I realize there are endless variables (speed, technique, products, machines, etc.) and I have done it both ways without any issues but I've read many of the pros use a DA for the last step to avoid the dreaded holograms. Your thoughts?
 
#1. I do all correction down to finessing finish polishes with a rotary and use my DA for LSP's. And you left out another option...#3 use a DA for everything and use your rotary for spinning pads dry after cleaning!
 
#1. I do all correction down to finessing finish polishes with a rotary and use my DA for LSP's. And you left out another option...#3 use a DA for everything and use your rotary for spinning pads dry after cleaning!

Primarily to avoid holograms?
 
I Think it really depends on the paint itself and the skill of the person using it. I could do everything with a rotarty, its how i learned and never used a DA, then I got a DA and did everything apart from bumpers with the rotary and used the DA on the bumpers (was worried about heat, that changed with experience)...Over time i then used the Rotary for cutting and polishing and the DA for refining to ensure no hologramming and have a perfect finish.
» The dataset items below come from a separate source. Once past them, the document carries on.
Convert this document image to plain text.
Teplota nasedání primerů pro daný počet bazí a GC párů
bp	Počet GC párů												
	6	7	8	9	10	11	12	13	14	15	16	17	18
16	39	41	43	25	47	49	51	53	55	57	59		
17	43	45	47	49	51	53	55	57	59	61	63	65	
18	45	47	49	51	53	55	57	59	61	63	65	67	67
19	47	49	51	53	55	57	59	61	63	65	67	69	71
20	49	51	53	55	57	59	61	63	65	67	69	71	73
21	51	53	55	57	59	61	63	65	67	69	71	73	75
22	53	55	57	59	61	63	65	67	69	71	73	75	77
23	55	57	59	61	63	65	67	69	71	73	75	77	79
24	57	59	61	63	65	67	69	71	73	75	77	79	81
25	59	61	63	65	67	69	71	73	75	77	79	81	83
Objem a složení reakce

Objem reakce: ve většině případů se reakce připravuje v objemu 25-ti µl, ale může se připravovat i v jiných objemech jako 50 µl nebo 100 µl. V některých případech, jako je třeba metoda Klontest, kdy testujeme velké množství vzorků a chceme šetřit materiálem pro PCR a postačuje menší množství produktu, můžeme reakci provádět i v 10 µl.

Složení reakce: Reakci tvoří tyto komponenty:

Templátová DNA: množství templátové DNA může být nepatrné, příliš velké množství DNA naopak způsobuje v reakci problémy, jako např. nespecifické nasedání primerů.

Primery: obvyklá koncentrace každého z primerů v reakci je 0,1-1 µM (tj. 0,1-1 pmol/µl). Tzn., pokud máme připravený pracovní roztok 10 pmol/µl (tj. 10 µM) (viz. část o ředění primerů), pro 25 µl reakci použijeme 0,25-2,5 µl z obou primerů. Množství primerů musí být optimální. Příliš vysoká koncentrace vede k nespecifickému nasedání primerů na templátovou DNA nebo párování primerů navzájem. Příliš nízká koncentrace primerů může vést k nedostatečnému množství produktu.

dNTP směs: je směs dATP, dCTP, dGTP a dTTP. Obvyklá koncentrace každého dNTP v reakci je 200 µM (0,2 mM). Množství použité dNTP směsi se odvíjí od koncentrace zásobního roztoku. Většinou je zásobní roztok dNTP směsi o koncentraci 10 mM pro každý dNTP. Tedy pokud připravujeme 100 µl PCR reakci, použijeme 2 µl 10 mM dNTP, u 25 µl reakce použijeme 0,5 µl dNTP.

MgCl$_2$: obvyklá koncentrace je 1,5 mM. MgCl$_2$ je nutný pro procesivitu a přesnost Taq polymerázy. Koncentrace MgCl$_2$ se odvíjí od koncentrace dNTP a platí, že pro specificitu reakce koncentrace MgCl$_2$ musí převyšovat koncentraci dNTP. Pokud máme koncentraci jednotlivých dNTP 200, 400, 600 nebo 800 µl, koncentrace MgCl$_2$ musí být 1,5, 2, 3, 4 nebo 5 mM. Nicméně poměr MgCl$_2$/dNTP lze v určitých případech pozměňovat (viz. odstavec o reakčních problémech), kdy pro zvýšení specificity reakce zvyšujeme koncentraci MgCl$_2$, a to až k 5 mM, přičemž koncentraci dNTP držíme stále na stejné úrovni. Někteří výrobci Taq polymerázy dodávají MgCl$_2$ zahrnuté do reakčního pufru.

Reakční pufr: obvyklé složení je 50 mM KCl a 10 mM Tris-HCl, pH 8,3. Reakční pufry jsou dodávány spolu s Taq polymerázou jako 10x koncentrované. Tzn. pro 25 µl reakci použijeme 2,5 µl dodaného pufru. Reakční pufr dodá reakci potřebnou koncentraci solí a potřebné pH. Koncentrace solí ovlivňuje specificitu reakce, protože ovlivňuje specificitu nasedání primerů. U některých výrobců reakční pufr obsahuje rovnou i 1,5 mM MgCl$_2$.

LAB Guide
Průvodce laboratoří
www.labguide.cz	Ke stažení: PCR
Sometimes depending on the paint ill used the rotary for cutting, DA with MF system to polish then depending how i feel DA to refine or Rupes.....or rotary.

But there is a whole new catagory....Rupes Bigfoot for a full correction, really i dont rate the system at all. I used it but never for cutting, always use the rotary for that.
 
You left out another option:

#4 Compound with rotary, polish with DA, LSP with DA.
 
I Think it really depends on the paint itself and the skill of the person using it. I could do everything with a rotarty, its how i learned and never used a DA, then I got a DA and did everything apart from bumpers with the rotary and used the DA on the bumpers (was worried about heat, that changed with experience)...Over time i then used the Rotary for cutting and polishing and the DA for refining to ensure no hologramming and have a perfect finish. Sometimes depending on the paint ill used the rotary for cutting, DA with MF system to polish then depending how i feel DA to refine or Rupes.....or rotary.

Pretty much exactly this^^
 
I started with a DA, then started using a rotary for heavy correction and a DA for everything else. Now I'm moving more and more toward the rotary for everything. Like others have posted it depends on a lot of variables.
 
I started with rotary and tried DA a couple of times. I only incorporate a DA with softer paints or when I can't get rid of slight holograms. So really no need for a DA. Then again my DA is 10 years old. I'd like to try out the new long throw.
 
Im just waiting for someone to say they used a Rupes Bigfoot for everything...A DA/Rupes will never match the cutting abilities of a Rotary
 
I found this post by Mike back in 2012 that really sums it all up for me:

Originally Posted by Mike.Phillips@Autogeek View Post

I also believe and use as my own practice changing the action of the tool for my last machine process on most projects.

Quote:
Originally Posted by Tony L View Post

Can you explain what that means?

It means to change from using ONLY a rotary buffer and it's direct drive rotating action in a SINGLE direction to a tool that offers both rotating and oscillating action at the same time.

You change the action of the tool...


By changing the action of the tool you, KEY WORD... ensure you leave a swirl-free or hologram finish.